MINNEAPOLIS (CN) - Two organizations sued Minnesota in Federal Court, claiming the state's tolerance of election-day voter registration is unconstitutional.
The Minnesota Voters Alliance and the Minnesota Freedom Council are the lead plaintiffs, along with five people.
Both groups describe themselves as nonpartisan in their 28-page complaint.
The Voters Alliance on its home web page denounces the League of Women Voters for conducting "public propaganda sessions," and the Freedom Council on its website denounces the separation of church and state, and suggests that U.S. citizens be obligated to take an oath to defend the Constitution.
The groups claim that election day voter registration undermines and dilutes the votes of people who registered before election day. They say this violates "constitutional protections of due process, equal protection, and association".

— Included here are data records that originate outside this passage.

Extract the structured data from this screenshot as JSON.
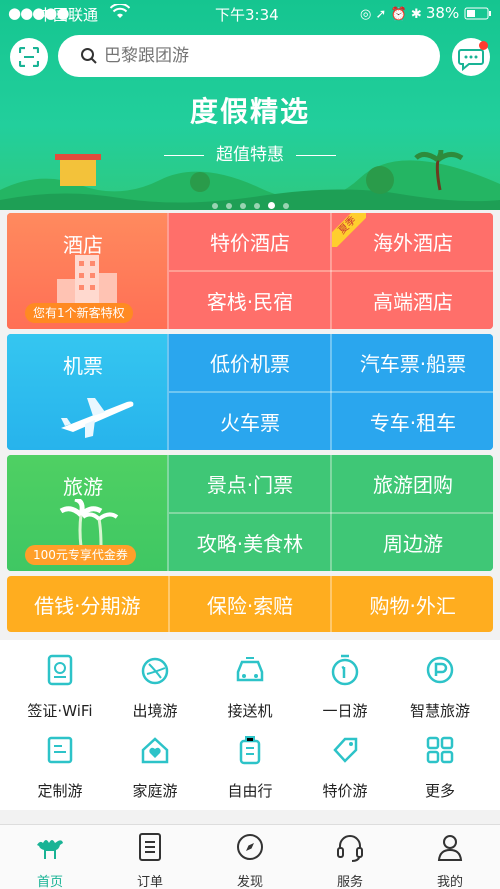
{
  "status_bar": {
    "signal": "●●●●●",
    "carrier": "中国联通",
    "time": "下午3:34",
    "battery": "38%"
  },
  "search": {
    "placeholder": "巴黎跟团游"
  },
  "banner": {
    "title": "度假精选",
    "subtitle": "超值特惠",
    "pages": 6,
    "active_page": 4
  },
  "hotel": {
    "main": "酒店",
    "badge": "您有1个新客特权",
    "items": [
      "特价酒店",
      "海外酒店",
      "客栈·民宿",
      "高端酒店"
    ],
    "tag": "夏季"
  },
  "flight": {
    "main": "机票",
    "items": [
      "低价机票",
      "汽车票·船票",
      "火车票",
      "专车·租车"
    ]
  },
  "travel": {
    "main": "旅游",
    "badge": "100元专享代金券",
    "items": [
      "景点·门票",
      "旅游团购",
      "攻略·美食林",
      "周边游"
    ]
  },
  "finance": {
    "items": [
      "借钱·分期游",
      "保险·索赔",
      "购物·外汇"
    ]
  },
  "shortcuts": [
    {
      "label": "签证·WiFi",
      "icon": "visa-icon"
    },
    {
      "label": "出境游",
      "icon": "outbound-icon"
    },
    {
      "label": "接送机",
      "icon": "car-icon"
    },
    {
      "label": "一日游",
      "icon": "one-day-icon"
    },
    {
      "label": "智慧旅游",
      "icon": "smart-travel-icon"
    },
    {
      "label": "定制游",
      "icon": "custom-tour-icon"
    },
    {
      "label": "家庭游",
      "icon": "family-icon"
    },
    {
      "label": "自由行",
      "icon": "luggage-icon"
    },
    {
      "label": "特价游",
      "icon": "price-tag-icon"
    },
    {
      "label": "更多",
      "icon": "grid-icon"
    }
  ],
  "tabs": [
    {
      "label": "首页",
      "icon": "camel-icon",
      "active": true
    },
    {
      "label": "订单",
      "icon": "order-icon"
    },
    {
      "label": "发现",
      "icon": "compass-icon"
    },
    {
      "label": "服务",
      "icon": "headset-icon"
    },
    {
      "label": "我的",
      "icon": "user-icon"
    }
  ],
  "colors": {
    "brand": "#19b395",
    "hotel": "#ff6f6a",
    "flight": "#2aa6ee",
    "travel": "#3fc776",
    "finance": "#ffad1f",
    "icon": "#2dc3c8"
  }
}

The complaint states: "In close elections, the mix of unconstitutional votes with constitutional votes undermines the integrity or validity of the election. The effect is not slight considering the number of close elections Minnesota has experienced. The present system does not ensure that the winner of the election contest is the choice of the majority or even a strong plurality of constitutional voters."
The Minnesota Voters Alliance is a partner in the "We Want Voter ID Coalition." The Freedom Council also wants voters required to show photo ID.

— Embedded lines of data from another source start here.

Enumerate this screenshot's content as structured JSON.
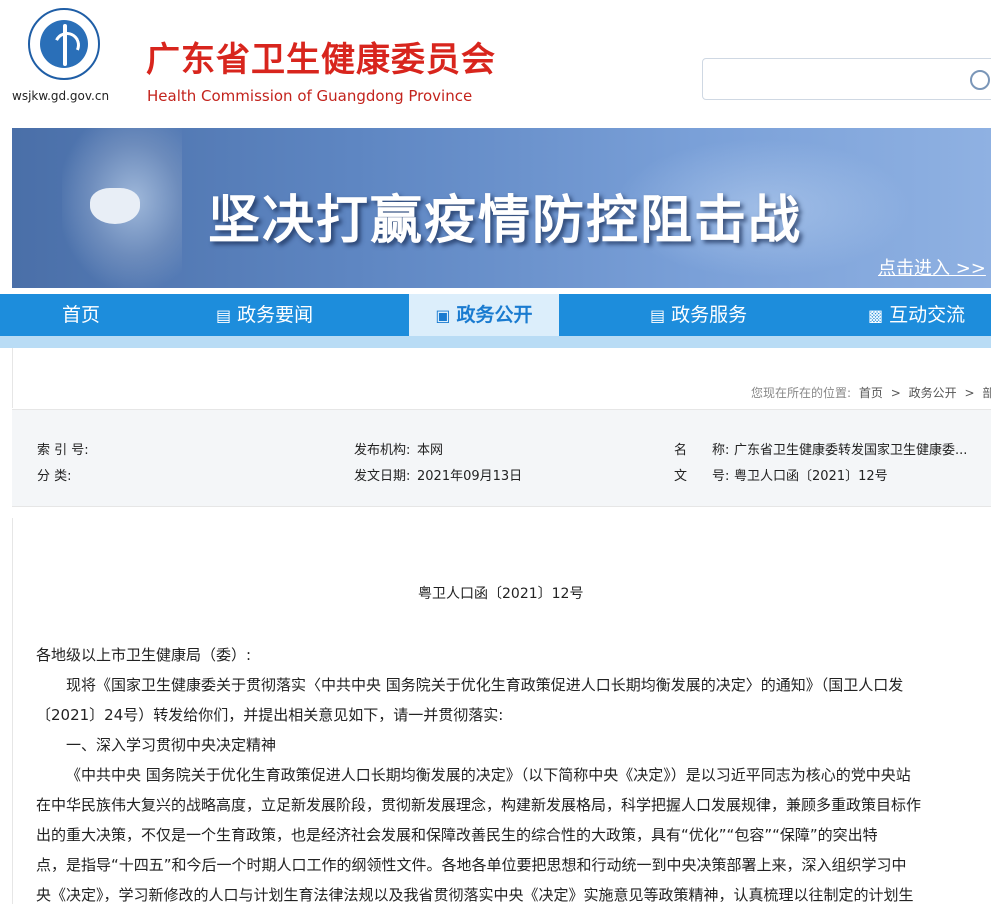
{
  "header": {
    "domain": "wsjkw.gd.gov.cn",
    "title": "广东省卫生健康委员会",
    "subtitle": "Health Commission of Guangdong Province",
    "search_placeholder": ""
  },
  "banner": {
    "title": "坚决打赢疫情防控阻击战",
    "enter_link": "点击进入 >>"
  },
  "nav": {
    "items": [
      {
        "label": "首页",
        "icon": ""
      },
      {
        "label": "政务要闻",
        "icon": "list-icon"
      },
      {
        "label": "政务公开",
        "icon": "book-icon"
      },
      {
        "label": "政务服务",
        "icon": "document-icon"
      },
      {
        "label": "互动交流",
        "icon": "chat-icon"
      }
    ],
    "active": "政务公开"
  },
  "breadcrumb": {
    "prefix": "您现在所在的位置:",
    "items": [
      "首页",
      ">",
      "政务公开",
      ">",
      "部门"
    ]
  },
  "meta": {
    "index_label": "索 引 号:",
    "index_value": "",
    "category_label": "分 类:",
    "category_value": "",
    "publisher_label": "发布机构:",
    "publisher_value": "本网",
    "date_label": "发文日期:",
    "date_value": "2021年09月13日",
    "name_label_1": "名",
    "name_label_2": "称:",
    "name_value": "广东省卫生健康委转发国家卫生健康委...",
    "doc_label_1": "文",
    "doc_label_2": "号:",
    "doc_value": "粤卫人口函〔2021〕12号"
  },
  "document": {
    "number": "粤卫人口函〔2021〕12号",
    "paragraphs": [
      "各地级以上市卫生健康局（委）:",
      "现将《国家卫生健康委关于贯彻落实〈中共中央 国务院关于优化生育政策促进人口长期均衡发展的决定〉的通知》（国卫人口发",
      "〔2021〕24号）转发给你们，并提出相关意见如下，请一并贯彻落实:",
      "一、深入学习贯彻中央决定精神",
      "《中共中央 国务院关于优化生育政策促进人口长期均衡发展的决定》（以下简称中央《决定》）是以习近平同志为核心的党中央站",
      "在中华民族伟大复兴的战略高度，立足新发展阶段，贯彻新发展理念，构建新发展格局，科学把握人口发展规律，兼顾多重政策目标作",
      "出的重大决策，不仅是一个生育政策，也是经济社会发展和保障改善民生的综合性的大政策，具有“优化”“包容”“保障”的突出特",
      "点，是指导“十四五”和今后一个时期人口工作的纲领性文件。各地各单位要把思想和行动统一到中央决策部署上来，深入组织学习中",
      "央《决定》，学习新修改的人口与计划生育法律法规以及我省贯彻落实中央《决定》实施意见等政策精神，认真梳理以往制定的计划生"
    ]
  }
}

They claim that the state and counties fail to confirm the eligibility of voters who register on election day, waving the constitutional requirements for hundreds of thousands of voters.
"The defendants, on the election days in November 2008 and 2010, waived the qualifications found under Article VII, section 1 of the Minnesota Constitution for election day registrants by not confirming that each person is entitled to vote," the complaint states. "The state directs the counties to confirm the entitlement of each election day registrant after the election. In 2008 and 2010, thousands of persons were unconfirmed as entitled to vote but their votes were counted on those election days. Thus, persons entitled to vote had their ballots counted with persons not entitled to vote violating Minn. Const. art. VII, section 1 and the constitutional protections of due process, equal protection, and association (including all unenumerated rights). State laws are also implicated as constitutionally infirm. The defendants will waive the requirements of Article VII, section 1 again on election day in November 2012. The implications are profound."
Minnesota does not verify the eligibility of voters who register on election day until after their ballot has been accepted and counted.
The complaint states: "Under the present system, with election day results counting non-entitled persons' ballots with and mixed with entitled voters' ballots, the state cannot ensure that the winner of each election is the choice of the majority or even a strong plurality of entitled voters."
Some of the individual plaintiffs, who ran for office in Minnesota and lost by narrow margins, claim the state undermined the elections by not confirming voter eligibility.
"Minnesota has a history of close elections," the complaint states. "In the 1916 election, the Minnesota popular vote in a presidential race had Charles Evans Hughes defeating Woodrow Wilson by 392 votes. In 1962, Karl F. Rovaag defeated Elmer L. Anderson for Governor of Minnesota by 91 votes."
Plaintiff Jodi Lyn Nelson, who ran for a school board seat and lost by 1 vote, claims the county failed to confirm several registered voters as eligible.